Did you catch Grey’s Anatomy last week? Dr. Bailey started to live tweet her surgeries. Or, as the Chief called it “teet” them:
At first, the Chief wasn’t so sure about this twitter thing. He was worried about confidentiality, liability and the world of unknown technology. While he couldn’t even figure out how to log on at first, he quickly saw the power of it when a couple of his residents started reading to him questions from the 3000 followers and one of the followers was one of his former residents who was “happy to be scrubbing in with him again”, albeit virtually.
He also saw how live tweeting could save lives. Via the tweets, life saving therapy was proposed and the treatment they needed was found right away. The value of instant communication was so powerful, even he was hooked.
While Dr. Bailey was off procuring the treatment, the Chief was starting to get into dictating his tweets and found it mesmerizing. By the end of the show, he was hunting for information from the legendary Dr. Grey herself to have Dr. Bailey tweet to the followers as a lesson.
Hospitals have been live tweeting surgeries since 2008-2009. Some feel it’s marketing others education but it’s been received well, overall. It’s a way to get out information on procedures that otherwise people would have to dig up online and not really know about. The medical world gets to know about cutting edge techniques and the patient world gets to learn who is doing what. If used judiciously so that patient identity is protected with HIPPA always in mind, twitter can be a powerful tool.
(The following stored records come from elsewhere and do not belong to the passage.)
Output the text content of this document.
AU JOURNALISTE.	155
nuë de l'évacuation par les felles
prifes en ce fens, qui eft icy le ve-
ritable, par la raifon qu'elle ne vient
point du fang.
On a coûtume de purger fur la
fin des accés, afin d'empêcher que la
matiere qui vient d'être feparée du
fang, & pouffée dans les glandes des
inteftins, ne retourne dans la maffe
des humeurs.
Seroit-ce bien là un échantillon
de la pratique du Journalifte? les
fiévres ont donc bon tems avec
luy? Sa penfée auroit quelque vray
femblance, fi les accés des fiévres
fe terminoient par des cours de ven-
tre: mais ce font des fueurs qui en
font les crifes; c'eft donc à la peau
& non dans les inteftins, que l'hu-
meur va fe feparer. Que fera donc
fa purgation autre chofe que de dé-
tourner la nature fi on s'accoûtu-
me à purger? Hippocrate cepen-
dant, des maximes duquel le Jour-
The Chief, a very old school surgeon, was able to embrace a new technology and come around. If art imitates life, this gives me hope that more old school, real world doctors will start embracing more digital technology for the care of their patients. I’m not suggesting everyone go out and live tweet. How about we start more simply with e-communication or learning the technologies our patients are using so we can communicate better with them in our offices. In the pediatric world, this means learning about gaming, cell phones and social media sites such as Facebook.
We live in digital times and health care is heavily technology based and digital. If health care is going to stay current and move forward, it’s important that real doctors practice medicine in the world they live in.
I’m glad the doctors on TV are so savvy and digital. Now it’s time for the real world doctors of all ages and training levels to catch up. This is how we all stay connected…and healthy.